Is there any way to tell have many review credits extensions I have.  I am a regular review submitter.  But I do not know of any way to track what I got a credit for and what I did not.

I usually spend time in reviews on rooms numbers and updates at the resort since previous reviews.

I have 4 different resort stays in the next 3 weeks.  My Tradewinds stay last week in NOT listed, the one for Abaco is but not the one for Exumas.  
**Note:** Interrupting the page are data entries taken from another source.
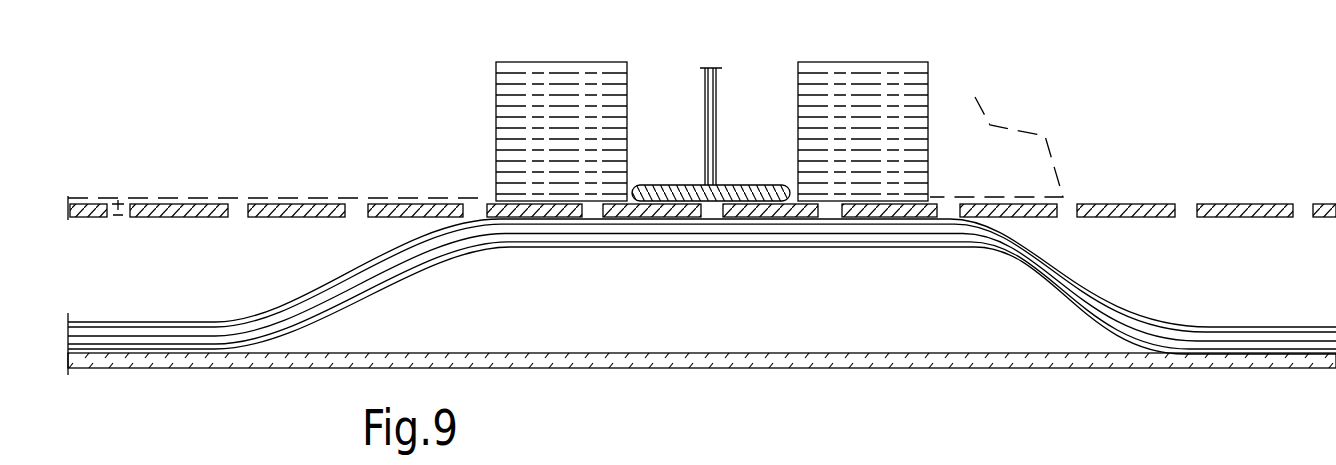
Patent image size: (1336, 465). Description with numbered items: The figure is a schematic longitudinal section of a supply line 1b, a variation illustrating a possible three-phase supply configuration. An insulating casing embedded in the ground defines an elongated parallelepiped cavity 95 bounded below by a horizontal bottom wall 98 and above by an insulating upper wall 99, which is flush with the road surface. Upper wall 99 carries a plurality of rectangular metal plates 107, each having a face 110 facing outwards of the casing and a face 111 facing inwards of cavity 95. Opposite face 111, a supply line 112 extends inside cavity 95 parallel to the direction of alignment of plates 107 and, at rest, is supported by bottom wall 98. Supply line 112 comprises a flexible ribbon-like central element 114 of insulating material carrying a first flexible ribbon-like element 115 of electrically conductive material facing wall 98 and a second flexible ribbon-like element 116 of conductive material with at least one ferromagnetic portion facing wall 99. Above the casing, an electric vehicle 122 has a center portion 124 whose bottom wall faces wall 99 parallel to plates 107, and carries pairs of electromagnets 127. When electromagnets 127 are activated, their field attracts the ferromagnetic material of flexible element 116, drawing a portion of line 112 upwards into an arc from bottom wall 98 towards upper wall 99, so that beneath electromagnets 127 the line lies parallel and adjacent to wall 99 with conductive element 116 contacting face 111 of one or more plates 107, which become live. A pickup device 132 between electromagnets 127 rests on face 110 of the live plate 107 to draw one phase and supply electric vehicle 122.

The supply line 1b is at (331, 116).
The elongated parallelepiped cavity 95 is at (1155, 234).
The horizontal bottom wall 98 is at (702, 329).
The insulating upper wall 99 is at (118, 200).
The rectangular metal plates 107 is at (176, 203).
The face 110 is at (309, 203).
The face 111 is at (310, 223).
The supply line 112 is at (280, 304).
The flexible ribbon-like central element 114 is at (377, 273).
The first flexible ribbon-like element 115 is at (465, 250).
The second flexible ribbon-like element 116 is at (165, 321).
The electric vehicle 122 is at (988, 123).
The center portion 124 is at (744, 86).
The electromagnets 127 is at (518, 55).
The pickup device 132 is at (676, 182).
Where do I find what the Review Crew levels are?


----------



## TUGBrian

you can view a list of all your submitted reviews from your dashboard after logging into http://tug2.com

here is a list of the review crew levels:

https://www.tugbbs.com/forums/index.php?threads/creative-user-titles-for-tug-reviewers.219584/


----------



## Sandy VDH

TUGBrian said:


> you can view a list of all your submitted reviews from your dashboard after logging into http://tug2.com



That I knew, but you do not give out rewards for every review, so how do we know which ones we received a credit for?


----------



## TUGBrian

unless the review is completely terrible (ie..a single line or something along the lines of "great resort, would return again!" etc, itll earn some sort of extension (either 2mo or 6mo)
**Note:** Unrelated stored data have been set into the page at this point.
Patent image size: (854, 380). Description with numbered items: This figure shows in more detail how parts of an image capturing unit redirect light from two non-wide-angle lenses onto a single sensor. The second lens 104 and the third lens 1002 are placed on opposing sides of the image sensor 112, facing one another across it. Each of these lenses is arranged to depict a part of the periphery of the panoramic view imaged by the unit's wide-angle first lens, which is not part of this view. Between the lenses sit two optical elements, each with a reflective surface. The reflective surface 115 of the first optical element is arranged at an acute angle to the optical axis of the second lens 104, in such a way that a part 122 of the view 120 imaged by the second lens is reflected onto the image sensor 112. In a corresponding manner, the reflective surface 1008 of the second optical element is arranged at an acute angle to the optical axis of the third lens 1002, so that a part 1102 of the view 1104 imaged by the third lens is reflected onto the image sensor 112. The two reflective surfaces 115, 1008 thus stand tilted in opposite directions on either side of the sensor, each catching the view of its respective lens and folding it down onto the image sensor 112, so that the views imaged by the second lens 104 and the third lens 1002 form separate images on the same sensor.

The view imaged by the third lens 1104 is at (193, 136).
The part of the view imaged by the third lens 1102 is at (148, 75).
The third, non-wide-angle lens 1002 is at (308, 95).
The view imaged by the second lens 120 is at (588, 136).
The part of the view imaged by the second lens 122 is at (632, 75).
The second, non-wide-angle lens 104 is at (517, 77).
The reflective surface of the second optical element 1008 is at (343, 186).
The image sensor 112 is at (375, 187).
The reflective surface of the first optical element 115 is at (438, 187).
there is currently nothing within the member only system that indicates which reviews have been turned in for membership extensions, that is stored on your membership account (not stored online)


----------



## MoPops

Well, I put in a review from our February vacation in Riviera Maya.  I would like to become a “member” one of these days. 
Thanks


----------



## TUGBrian

We show you listed as a TUG member?


----------



## controller1

When our annual membership expires, do we get a reminder to renew?


----------



## TUGBrian

yes, expiration emails actually go out the month prior to your membership renewing to allow plenty of time to submit a review or renewal payment.


----------